Balance Rock, East Hartland

NEWSPAPER ARTICLE FROM 1917

The above illustration, made from a photograph, represents a balanced rock on the farm of Cowdrey Banning, in East Hartland, in the northern part of the State.  It stands on the very margin of a ledge of rock, but is no part of the ledge and never was.  It is nine feet high, measures thirty-six feet around the largest part and six feet around the base-or an average of two feet in diameter.  It consists of seven different kinds of stone.

The questions that naturally arise in the minds of those who see it are “where did this rock come from, and how it came here?”   So far as I know the first question never has been answered.   The second questions is easily answered, it was brought here by ice.

It may not be generally known that at one time ice covered the northern half, more or less, of North America.  This may have been a million, or several million years ago.  Nobody knows.  But the fact is indisputable.  This ice-cap, really a continent-wide glacier of immense thickness, slowly made its way downward till it reached a latitude where the heat was sufficient to melt it.  On its way it picked up fragments of rock of all sizes, together with soil and whatever else it found that was movable by its mighty force, and dropped these materials along its route as heat or friction released them from its grasp.  And at the end of the glacier there was usually a large accumulation of earth and stones, dropped from it as it melted.  This accumulation is called a “terminal moraine.”  Long Island seems to be such a moraine, as that was the limit of the eastern side of the glacier.  The stones on the underside of the ice scratched the surface of the masses of imbedded rocks in multitudes of places along its route and it its way the direction of the ice-movement is easily determined.

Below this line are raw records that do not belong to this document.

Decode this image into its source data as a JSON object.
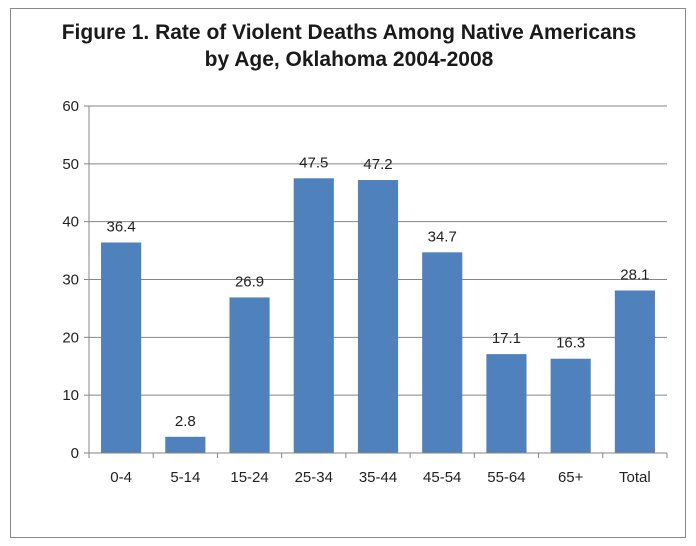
{
  "chart_data": {
    "type": "bar",
    "title_lines": [
      "Figure 1. Rate of Violent Deaths Among Native Americans",
      "by Age, Oklahoma 2004-2008"
    ],
    "xlabel": "",
    "ylabel": "",
    "categories": [
      "0-4",
      "5-14",
      "15-24",
      "25-34",
      "35-44",
      "45-54",
      "55-64",
      "65+",
      "Total"
    ],
    "values": [
      36.4,
      2.8,
      26.9,
      47.5,
      47.2,
      34.7,
      17.1,
      16.3,
      28.1
    ],
    "data_labels": [
      "36.4",
      "2.8",
      "26.9",
      "47.5",
      "47.2",
      "34.7",
      "17.1",
      "16.3",
      "28.1"
    ],
    "ylim": [
      0,
      60
    ],
    "yticks": [
      0,
      10,
      20,
      30,
      40,
      50,
      60
    ],
    "grid": true,
    "legend": "none",
    "bar_color": "#4f81bd",
    "grid_color": "#868686"
  }
}
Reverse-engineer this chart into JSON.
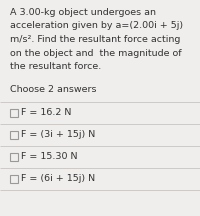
{
  "background_color": "#f0eeec",
  "question_text_lines": [
    "A 3.00-kg object undergoes an",
    "acceleration given by a=(2.00i + 5j)",
    "m/s². Find the resultant force acting",
    "on the object and  the magnitude of",
    "the resultant force."
  ],
  "choose_text": "Choose 2 answers",
  "options": [
    "F = 16.2 N",
    "F = (3i + 15j) N",
    "F = 15.30 N",
    "F = (6i + 15j) N"
  ],
  "text_color": "#333333",
  "divider_color": "#c8c4c0",
  "checkbox_color": "#999999",
  "question_fontsize": 6.8,
  "choose_fontsize": 6.8,
  "option_fontsize": 6.8
}
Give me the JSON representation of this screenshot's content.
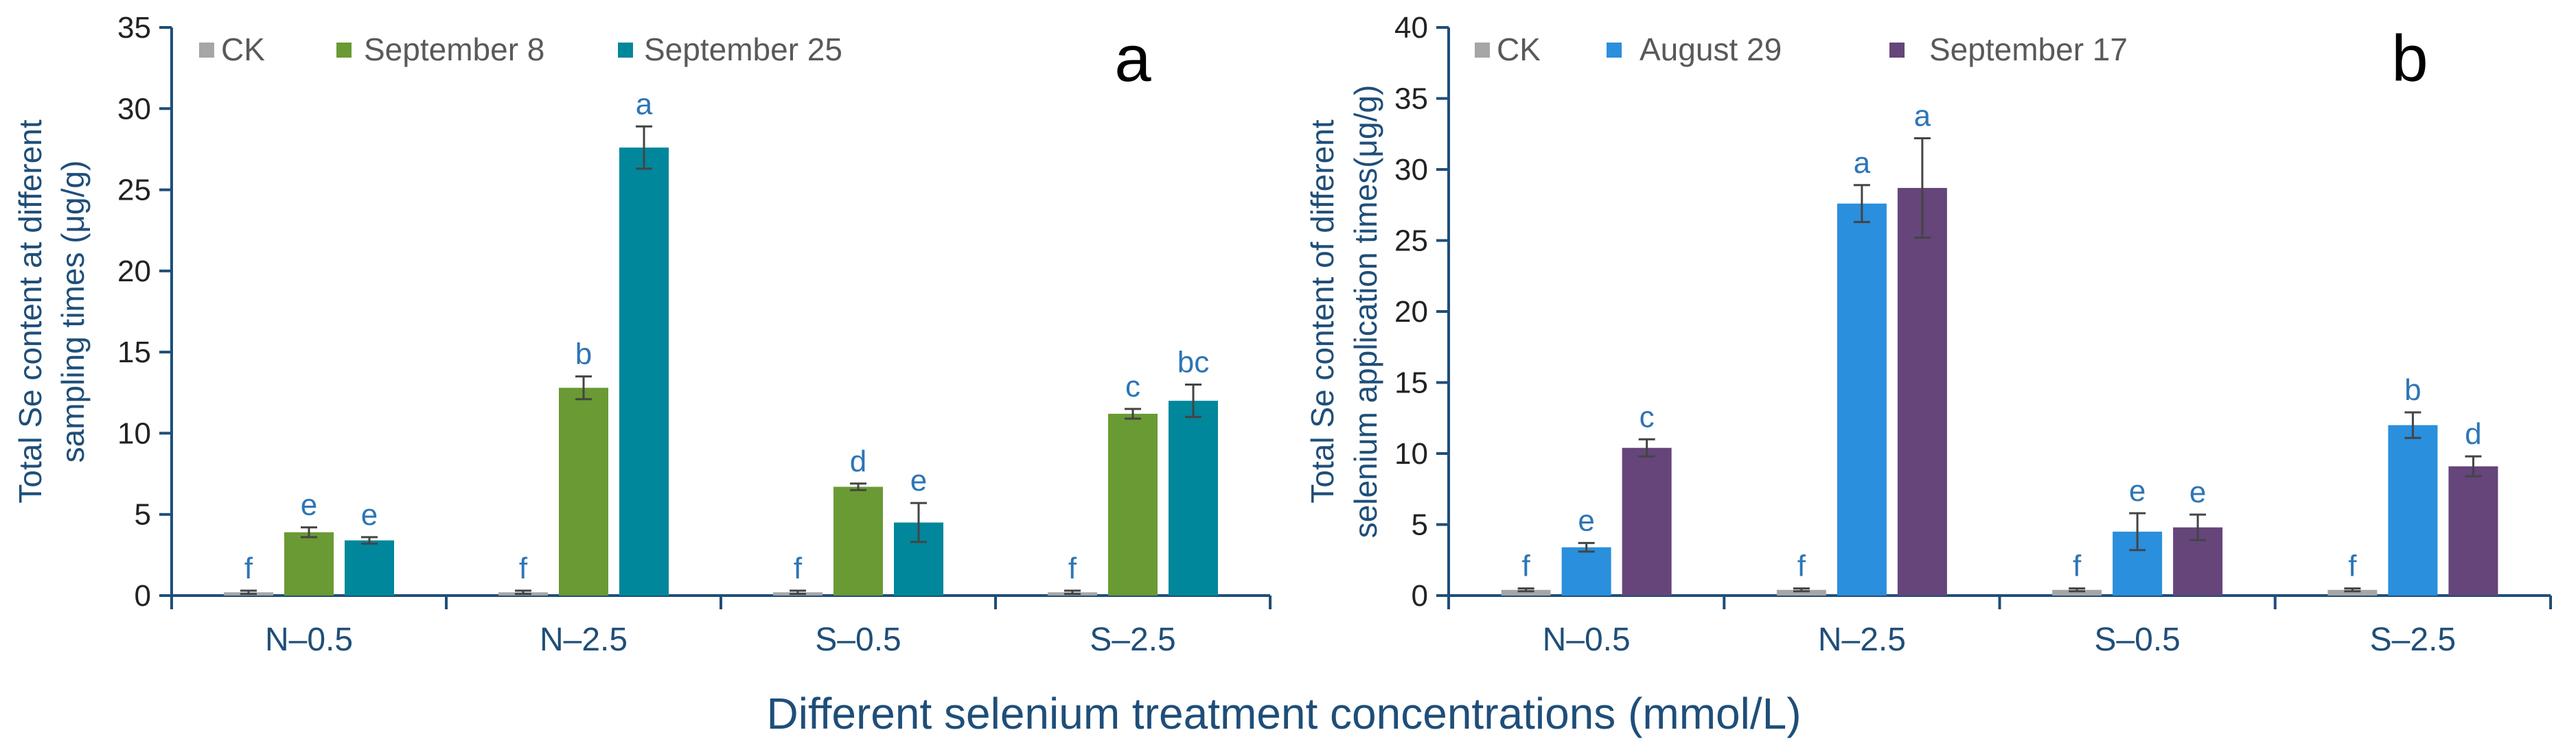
{
  "figure": {
    "xlabel": "Different selenium treatment concentrations (mmol/L)"
  },
  "colors": {
    "axis": "#1f4e79",
    "sig_letter": "#2e75b6",
    "text": "#222222",
    "error_bar": "#444444"
  },
  "chart_data": [
    {
      "type": "bar",
      "panel_label": "a",
      "title": "",
      "ylabel": [
        "Total Se content at different",
        "sampling times (μg/g)"
      ],
      "xlabel": "Different selenium treatment concentrations (mmol/L)",
      "categories": [
        "N–0.5",
        "N–2.5",
        "S–0.5",
        "S–2.5"
      ],
      "ylim": [
        0,
        35
      ],
      "yticks": [
        0,
        5,
        10,
        15,
        20,
        25,
        30,
        35
      ],
      "legend_position": "top",
      "series": [
        {
          "name": "CK",
          "color": "#a6a6a6",
          "values": [
            0.2,
            0.2,
            0.2,
            0.2
          ],
          "errors": [
            0.1,
            0.1,
            0.1,
            0.1
          ],
          "letters": [
            "f",
            "f",
            "f",
            "f"
          ]
        },
        {
          "name": "September 8",
          "color": "#6a9a34",
          "values": [
            3.9,
            12.8,
            6.7,
            11.2
          ],
          "errors": [
            0.3,
            0.7,
            0.2,
            0.3
          ],
          "letters": [
            "e",
            "b",
            "d",
            "c"
          ]
        },
        {
          "name": "September 25",
          "color": "#00879b",
          "values": [
            3.4,
            27.6,
            4.5,
            12.0
          ],
          "errors": [
            0.2,
            1.3,
            1.2,
            1.0
          ],
          "letters": [
            "e",
            "a",
            "e",
            "bc"
          ]
        }
      ]
    },
    {
      "type": "bar",
      "panel_label": "b",
      "title": "",
      "ylabel": [
        "Total Se content of different",
        "selenium application times(μg/g)"
      ],
      "xlabel": "Different selenium treatment concentrations (mmol/L)",
      "categories": [
        "N–0.5",
        "N–2.5",
        "S–0.5",
        "S–2.5"
      ],
      "ylim": [
        0,
        40
      ],
      "yticks": [
        0,
        5,
        10,
        15,
        20,
        25,
        30,
        35,
        40
      ],
      "legend_position": "top",
      "series": [
        {
          "name": "CK",
          "color": "#a6a6a6",
          "values": [
            0.4,
            0.4,
            0.4,
            0.4
          ],
          "errors": [
            0.1,
            0.1,
            0.1,
            0.1
          ],
          "letters": [
            "f",
            "f",
            "f",
            "f"
          ]
        },
        {
          "name": "August 29",
          "color": "#2a8fdc",
          "values": [
            3.4,
            27.6,
            4.5,
            12.0
          ],
          "errors": [
            0.3,
            1.3,
            1.3,
            0.9
          ],
          "letters": [
            "e",
            "a",
            "e",
            "b"
          ]
        },
        {
          "name": "September 17",
          "color": "#65457a",
          "values": [
            10.4,
            28.7,
            4.8,
            9.1
          ],
          "errors": [
            0.6,
            3.5,
            0.9,
            0.7
          ],
          "letters": [
            "c",
            "a",
            "e",
            "d"
          ]
        }
      ]
    }
  ]
}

This balanced rock in East Hartland is not the only one, but it perhaps the most wonderful of all that have been discovered.

Right here I might speak of another rock in Putnam County, New York.  It is over fifty years since I saw it, but my recollection is that it is about the size of “lovers rock” at Compounce lake.  It is not a balanced rock, but rests, clear from the ground, upon three small boulders.  It was, no doubt, left there by the ice.

C.H. Riggs

Mr. Twining writes that when boys, he and C. Banning tried to move Balanced Rock with bars and that he had learned that generations before had tried powder behind it, but the rock still remains unmoved.  He also writes that near Denver, Colorado, in The Garden of the Gods there is a brother to this rock, although not of a granite combination.